Two parole officers are warning Iowa lawmakers that the state is supervising too many sex offenders with too few people, and the heavy workload may be drawing their attention away from the worst of the worst. Parole officers Jerri Allen and Dudley Allison, both of Iowa City, testified before a panel of House and Senate members that’s considering changes to Iowa’s sex offender laws. Currently, every sex offender whose victim was under the age of 17 is fitted with a GPS tracking bracelet when they’re paroled.
Allison says some of those offenders may not need such intense supervision. "We have risk assessments. We come to know that maybe this person really did have one victim or maybe he was dating a girl who was too young…shouldn’t have been doing it, but that doesn’t necessarily mean that he’s dangerous across the board to other minors or certainly to young minors, which I think is the concern to most people," Allison says.
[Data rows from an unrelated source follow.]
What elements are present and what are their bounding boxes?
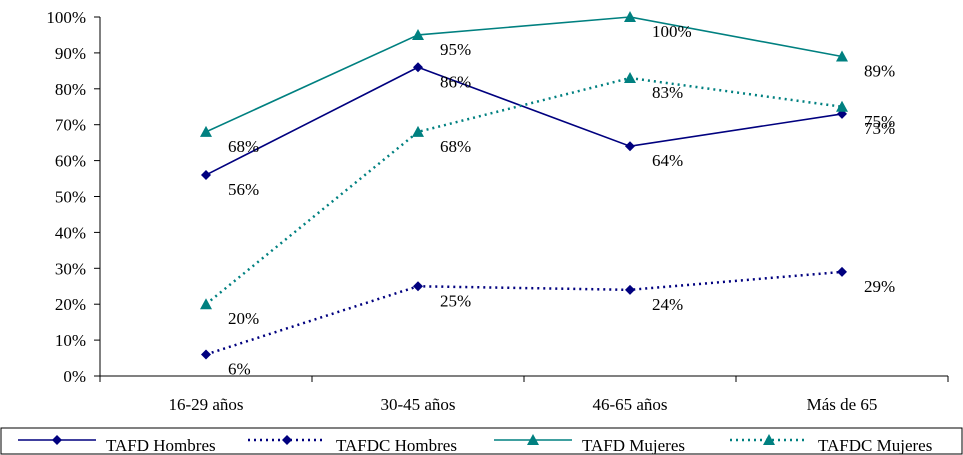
legend-label: TAFD Hombres (106, 436, 216, 455)
chart-series (200, 11, 848, 360)
data-point (201, 169, 211, 180)
data-point (836, 100, 848, 112)
data-label: 6% (228, 359, 251, 378)
data-label: 64% (652, 151, 683, 170)
chart-legend: TAFD Hombres TAFDC Hombres TAFD Mujeres TAF… (0, 427, 963, 455)
y-tick-label: 30% (55, 259, 86, 278)
data-label: 89% (864, 61, 895, 80)
x-category-label: 16-29 años (168, 395, 243, 414)
legend-swatch-marker (282, 435, 292, 445)
y-tick-label: 10% (55, 331, 86, 350)
data-point (836, 50, 848, 62)
data-label: 75% (864, 112, 895, 131)
y-tick-label: 90% (55, 44, 86, 63)
y-tick-label: 100% (46, 8, 86, 27)
series-line-1 (205, 270, 843, 356)
data-point (625, 141, 635, 152)
chart-axes: 0% 10% 20% 30% 40% 50% 60% 70% 80% 90% 100% 16-29 a… (46, 8, 949, 414)
legend-box (0, 427, 963, 455)
chart-data-labels: 56% 86% 64% 73% 6% 25% 24% 29% 68% 95% 100% 89% 20% 6… (228, 22, 895, 378)
data-point (624, 72, 636, 84)
data-label: 56% (228, 180, 259, 199)
legend-label: TAFD Mujeres (582, 436, 685, 455)
series-line-3 (205, 76, 843, 306)
data-label: 24% (652, 295, 683, 314)
y-tick-label: 70% (55, 116, 86, 135)
y-tick-label: 50% (55, 188, 86, 207)
data-label: 73% (864, 119, 895, 138)
data-point (200, 298, 212, 310)
data-label: 68% (228, 137, 259, 156)
legend-swatch-marker (527, 434, 539, 445)
data-label: 83% (652, 83, 683, 102)
legend-label: TAFDC Mujeres (818, 436, 932, 455)
legend-label: TAFDC Hombres (336, 436, 457, 455)
y-tick-label: 60% (55, 152, 86, 171)
data-label: 20% (228, 309, 259, 328)
y-tick-label: 40% (55, 223, 86, 242)
series-line-0 (205, 66, 843, 176)
x-category-label: 46-65 años (592, 395, 667, 414)
y-tick-label: 20% (55, 295, 86, 314)
data-label: 29% (864, 277, 895, 296)
y-tick-label: 0% (63, 367, 86, 386)
legend-swatch-marker (52, 435, 62, 445)
data-point (201, 349, 211, 360)
data-point (412, 125, 424, 137)
data-label: 68% (440, 137, 471, 156)
data-point (625, 284, 635, 295)
data-point (624, 11, 636, 22)
data-label: 100% (652, 22, 692, 41)
data-label: 95% (440, 40, 471, 59)
series-line-2 (205, 16, 843, 133)
data-point (837, 266, 847, 277)
data-point (413, 281, 423, 292)
data-label: 86% (440, 72, 471, 91)
y-tick-label: 80% (55, 80, 86, 99)
data-point (413, 62, 423, 73)
legend-swatch-marker (763, 434, 775, 445)
data-label: 25% (440, 291, 471, 310)
data-point (200, 125, 212, 137)
data-point (412, 28, 424, 40)
x-category-label: Más de 65 (807, 395, 878, 414)
x-category-label: 30-45 años (380, 395, 455, 414)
Allison told lawmakers that probation and parole officers need more latitude in deciding which paroled sex offenders should be monitored 24-hours-a-day with one of those GPS units, and who should be ordered to live at least two-thousand feet away from a school or daycare.
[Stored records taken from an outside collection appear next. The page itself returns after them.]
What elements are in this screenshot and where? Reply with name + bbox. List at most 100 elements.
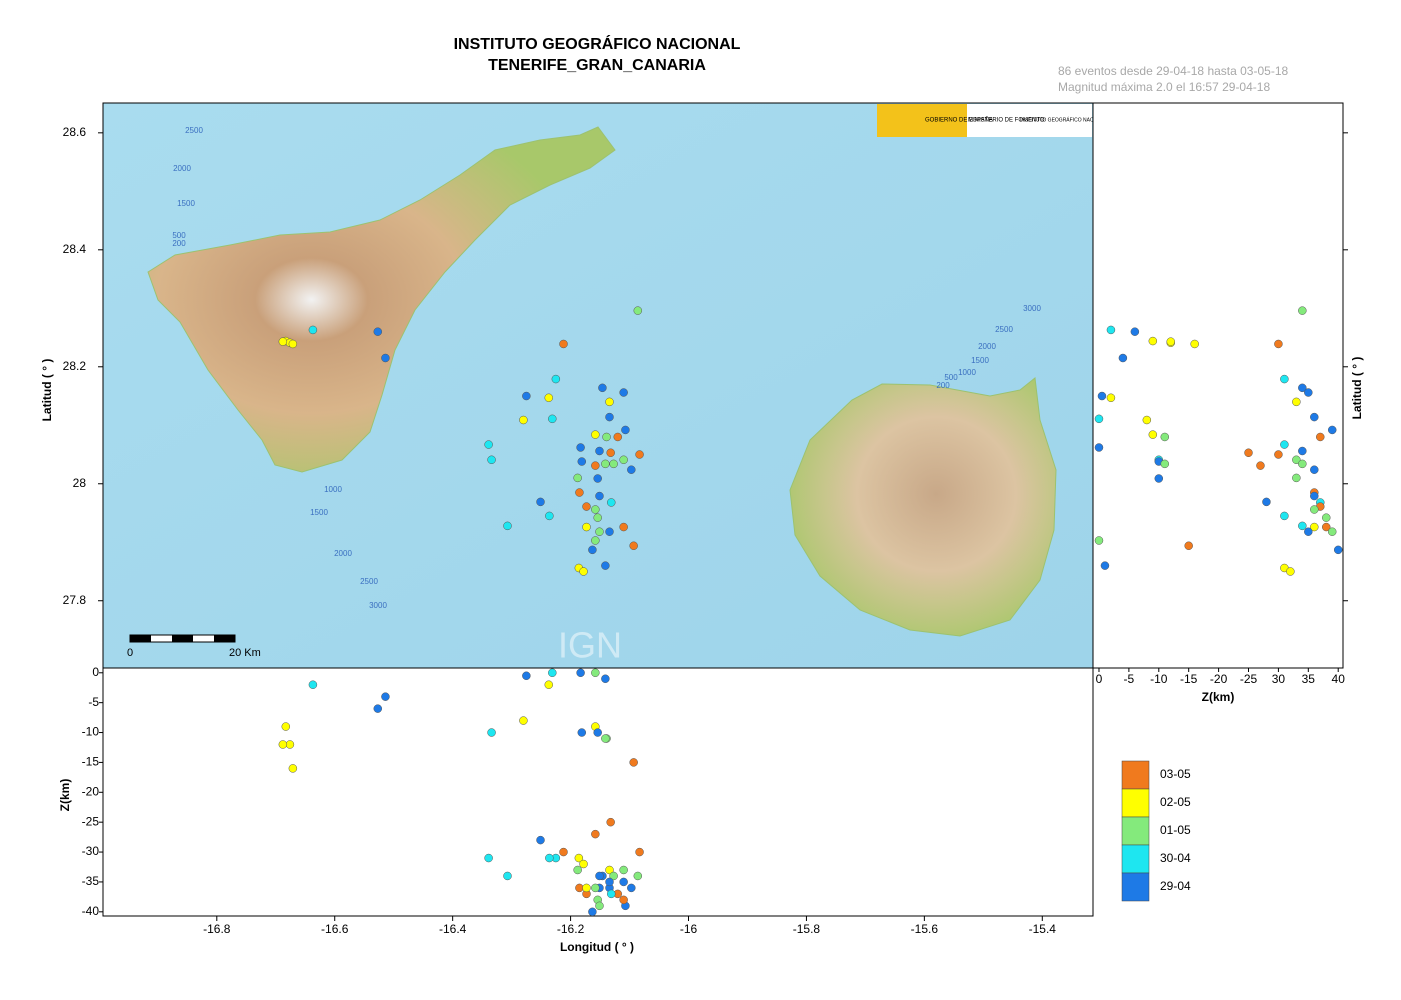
hypocenter: [1244, 448, 1253, 458]
bathymetry-label: 2000: [173, 164, 191, 173]
profile-frame: [1092, 102, 1344, 669]
x-tick-label: -16.6: [321, 922, 349, 936]
y-tick-label: 28.4: [63, 242, 87, 256]
scale-label: 20 Km: [229, 647, 261, 659]
hypocenter: [1256, 461, 1265, 470]
hypocenter: [1280, 374, 1289, 384]
epicenter: [595, 446, 604, 456]
map: IGN GOBIERNO DE ESPAÑA MINISTERIO DE FOM…: [103, 103, 1093, 668]
epicenter: [593, 474, 602, 483]
hypocenter: [591, 668, 600, 678]
epicenter: [381, 353, 390, 363]
hypocenter: [1106, 393, 1116, 403]
z-axis-label: Z(km): [1202, 690, 1235, 704]
epicenter: [605, 412, 614, 422]
epicenter: [602, 432, 611, 442]
epicenter: [487, 455, 496, 465]
scale-label: 0: [127, 647, 133, 659]
epicenter: [288, 339, 298, 349]
hypocenter: [1298, 446, 1307, 456]
epicenter: [595, 491, 604, 501]
x-tick-label: -15.6: [911, 922, 939, 936]
bathymetry-label: 500: [172, 231, 186, 240]
epicenter: [619, 522, 628, 532]
hypocenter: [635, 847, 644, 857]
bathymetry-label: 2500: [995, 325, 1013, 334]
bathymetry-label: 200: [936, 381, 950, 390]
hypocenter: [1304, 527, 1313, 536]
epicenter: [484, 440, 493, 449]
epicenter: [503, 521, 512, 531]
y-tick-label: 28: [73, 476, 87, 490]
hypocenter: [1106, 325, 1116, 335]
bathymetry-label: 2000: [334, 549, 352, 558]
hypocenter: [1094, 536, 1104, 545]
hypocenter: [373, 704, 383, 713]
hypocenter: [595, 901, 604, 911]
hypocenter: [1130, 327, 1140, 336]
epicenter: [545, 511, 554, 521]
x-axis-label: Longitud ( ° ): [560, 940, 634, 954]
hypocenter: [574, 853, 584, 863]
hypocenter: [591, 829, 600, 839]
hypocenter: [1097, 391, 1107, 401]
hypocenter: [522, 671, 531, 681]
hypocenter: [595, 871, 604, 881]
hypocenter: [1286, 567, 1295, 576]
hypocenter: [576, 668, 585, 678]
bathymetry-label: 1500: [971, 356, 989, 365]
hypocenter: [1322, 522, 1331, 532]
hypocenter: [1327, 527, 1337, 536]
bathymetry-label: 3000: [369, 601, 387, 610]
logo-text: MINISTERIO DE FOMENTO: [968, 118, 1045, 124]
epicenter: [575, 488, 584, 497]
epicenter: [522, 391, 531, 401]
bathymetry-label: 3000: [1023, 304, 1041, 313]
hypocenter: [1310, 491, 1319, 501]
watermark: IGN: [558, 625, 622, 666]
legend-label: 30-04: [1160, 851, 1191, 865]
logo-flag: [877, 104, 967, 137]
hypocenter: [1310, 465, 1319, 474]
hypocenter: [278, 740, 288, 749]
z-tick-label: 30: [1272, 672, 1286, 686]
hypocenter: [544, 680, 554, 689]
epicenter: [579, 567, 588, 576]
hypocenter: [1262, 497, 1271, 507]
hypocenter: [288, 764, 298, 773]
hypocenter: [503, 871, 512, 881]
z-tick-label: -40: [82, 904, 100, 918]
hypocenter: [619, 865, 628, 875]
z-tick-label: -10: [82, 725, 100, 739]
epicenter: [278, 337, 288, 346]
z-tick-label: -15: [82, 755, 100, 769]
subtitle: TENERIFE_GRAN_CANARIA: [488, 57, 706, 74]
epicenter: [588, 545, 597, 555]
hypocenter: [1322, 513, 1331, 522]
bathymetry-label: 500: [944, 373, 958, 382]
bathymetry-label: 1000: [324, 485, 342, 494]
hypocenter: [1094, 443, 1104, 452]
hypocenter: [577, 728, 587, 737]
hypocenter: [627, 883, 636, 893]
hypocenter: [1142, 415, 1152, 425]
x-tick-label: -16: [680, 922, 698, 936]
epicenter: [548, 414, 557, 424]
hypocenter: [573, 865, 582, 875]
hypocenter: [1327, 425, 1337, 435]
epicenter: [601, 459, 610, 469]
legend-label: 29-04: [1160, 879, 1191, 893]
epicenter: [544, 393, 554, 403]
hypocenter: [1292, 473, 1301, 483]
legend-swatch: [1121, 872, 1150, 902]
z-tick-label: 0: [1096, 672, 1103, 686]
info: Magnitud máxima 2.0 el 16:57 29-04-18: [1058, 80, 1270, 94]
epicenter: [627, 465, 636, 474]
bathymetry-label: 2500: [360, 577, 378, 586]
legend-swatch: [1121, 844, 1150, 874]
hypocenter: [588, 907, 597, 917]
epicenter: [598, 383, 607, 393]
bathymetry-label: 1000: [958, 368, 976, 377]
hypocenter: [285, 740, 295, 749]
hypocenter: [593, 728, 602, 737]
Jerri Allen agrees."I think what we would like to see is that GPS technology, because it’s expensive, is applied to the most serious offenders that are in our communities as opposed to all of the offenders because it is very costly," she says. "What’s happening is our time is spread thin and so we’re having to deal with all of the issues on even lower-risk offenders as we deal with the higher-risk and our attention may be diverted if we’re so consumed with that."